Fenomena sound horeg telah menarik perhatian banyak orang dalam beberapa tahun terakhir. Suara musik keras yang sering dimainkan di tempat umum untuk hiburan, promosi, atau bahkan sekadar unjuk eksistensi disebut "suara horeg". Fenomena ini mencakup domain teknologi dan sosial serta psikologis. Bagaimana "sound horeg" menarik perhatian kelompok tertentu, dan bagaimana hal itu berdampak pada interaksi sosial?Â
Dalam kacamata psikologi sosial, kita dapat melihat bagaimana orang sering menggunakan simbol tertentu untuk menunjukkan identitas mereka. Sound horeg dapat dianggap sebagai salah satu jenis simbol sosial dalam konteks ini. Dalam teori identitas sosial, Tajfel dan Turner (1979) mengatakan bahwa orang cenderung mengelompokkan diri mereka ke dalam kategori sosial tertentu untuk meningkatkan perasaan keberadaan atau eksistensi mereka. Suara keras musik menjadi cara untuk menunjukkan keberadaan kelompok. Misalnya, kelompok penggemar sound horeg ini sering kali menggunakan suara horeg sebagai cara untuk menyatakan pilihan musik mereka dan berkolaborasi dengan orang lain di komunitas mereka. Ini menunjukkan bahwa selain interaksi lisan, simbol-simbol yang umum digunakan untuk membentuk identitas sosial.Â
Fenomena ini terkait dengan konformitas sosial selain ekspresi identitas. Dalam penelitiannnya, Solomon Asch (1951) menunjukkan bahwa orang cenderung menyesuaikan perilaku mereka dengan kelompok sosial. Namun, tindakan tersebut tidak selalu sesuai dengan keinginan pribadi mereka. Dalam konteks sound horeg, seseorang yang berada pada masyarakat yang cenderung menyukai sound horeg seringkali merasa terdorong untuk turut menyukai sound horeg, atau bahkan berpartisipasi dalam kegiatannya karena perilaku ini dianggap sebagai norma kelompok. Mereka takut jika mereka tidak melakukannya, mereka akan dianggap berbeda atau tidak sejalan dengan norma kelompok.

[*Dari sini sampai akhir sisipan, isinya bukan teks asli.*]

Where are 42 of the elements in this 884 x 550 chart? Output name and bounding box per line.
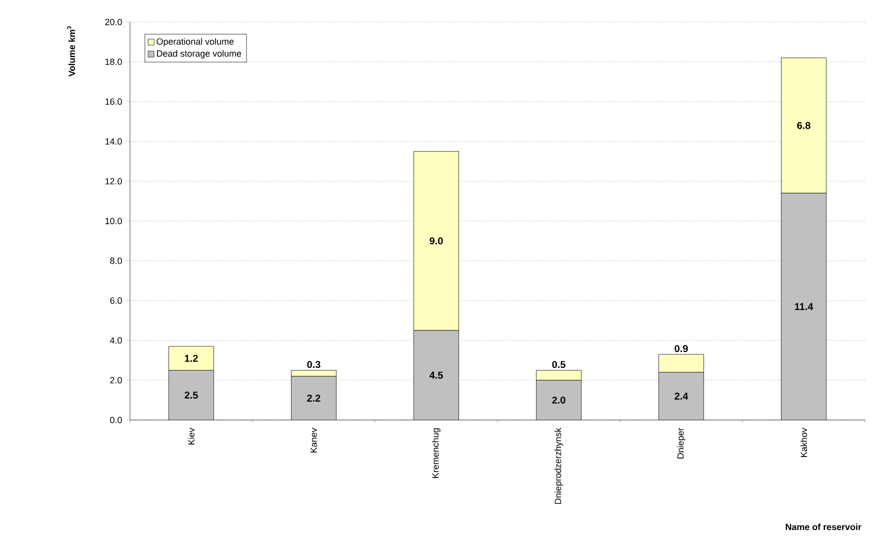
bar <box>658 354 704 372</box>
data-label: 2.5 <box>184 392 198 399</box>
y-tick-label: 4.0 <box>110 337 122 344</box>
legend-label: Dead storage volume <box>157 50 242 58</box>
data-label: 4.5 <box>429 372 443 379</box>
x-tick-label: Kremenchug <box>432 428 440 478</box>
y-tick-label: 14.0 <box>105 138 122 145</box>
y-tick-label: 6.0 <box>110 297 122 304</box>
data-label: 2.2 <box>307 394 320 402</box>
data-label: 0.3 <box>307 360 320 368</box>
data-label: 1.2 <box>184 354 198 362</box>
legend-label: Operational volume <box>156 38 234 46</box>
y-tick-label: 8.0 <box>110 258 122 264</box>
data-label: 0.9 <box>674 345 688 352</box>
y-tick-label: 16.0 <box>105 98 122 105</box>
bar <box>291 376 336 420</box>
bar <box>536 380 582 420</box>
y-tick-label: 18.0 <box>105 58 122 65</box>
data-label: 2.0 <box>552 396 566 404</box>
data-label: 2.4 <box>674 392 688 400</box>
y-tick-label: 0.0 <box>110 416 122 424</box>
x-tick-label: Kakhov <box>800 428 808 457</box>
data-label: 6.8 <box>797 122 810 129</box>
bar <box>536 370 582 380</box>
x-axis-title: Name of reservoir <box>786 524 862 530</box>
y-tick-label: 12.0 <box>105 178 122 184</box>
y-axis-title: Volume km$^{3}$ <box>66 26 76 76</box>
y-tick-label: 2.0 <box>110 377 122 384</box>
bar <box>291 370 336 376</box>
data-label: 0.5 <box>552 361 566 368</box>
bar <box>781 192 826 420</box>
bar <box>168 370 214 420</box>
y-tick-label: 20.0 <box>105 18 122 26</box>
y-tick-label: 10.0 <box>105 218 122 224</box>
x-tick-label: Dnieper <box>677 428 686 458</box>
x-tick-label: Kanev <box>310 428 317 452</box>
data-label: 9.0 <box>430 237 443 244</box>
bar <box>414 330 459 420</box>
data-label: 11.4 <box>794 303 814 310</box>
bar <box>658 372 704 420</box>
x-tick-label: Dnieprodzerzhynsk <box>554 428 563 504</box>
x-tick-label: Kiev <box>188 428 195 444</box>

Psikologi sosial juga melihat bagaimana interaksi sosial dapat memperkuat perilaku tertentu. Fenomena sound horeg sering kali diperkuat oleh tanggapan positif, seperti pujian, perhatian, atau bahkan sekadar pengakuan dari orang lain. Hal ini sejalan dengan teori penguatan sosial yang menyatakan bahwa perilaku yang mendapatkan respons positif cenderung diulang. Sebagai contoh, seseorang yang mendatangkan dan memutar sound horeg mungkin mendapatkan perhatian dari orang-orang di sekitarnya, baik dalam bentuk atensi atau komentar. Meskipun beberapa tanggapan bersifat negatif, perhatian yang diterima tersebut dapat memberikan penguatan tersendiri, sehingga perilaku ini terus dilestarikan.
Fenomena sound horeg adalah bagian tak terpisahkan dari interaksi sosial dan psikologis yang kompleks. Fenomena ini dapat dipahami sebagai ekspresi identitas sosial, produk dari konformitas kelompok, dan hasil dari penguatan sosial, menurut pendekatan psikologi sosial. Hal ini menunjukkan bahwa banyak faktor yang saling berkaitan memengaruhi perilaku manusia, bahkan hal yang tampak sederhana seperti memutar musik keras. Dengan memahami dinamika ini, kita dapat membuat cara yang lebih baik untuk menangani efek negatif dari fenomena ini, terutama dalam skala sosial yang lebih luas.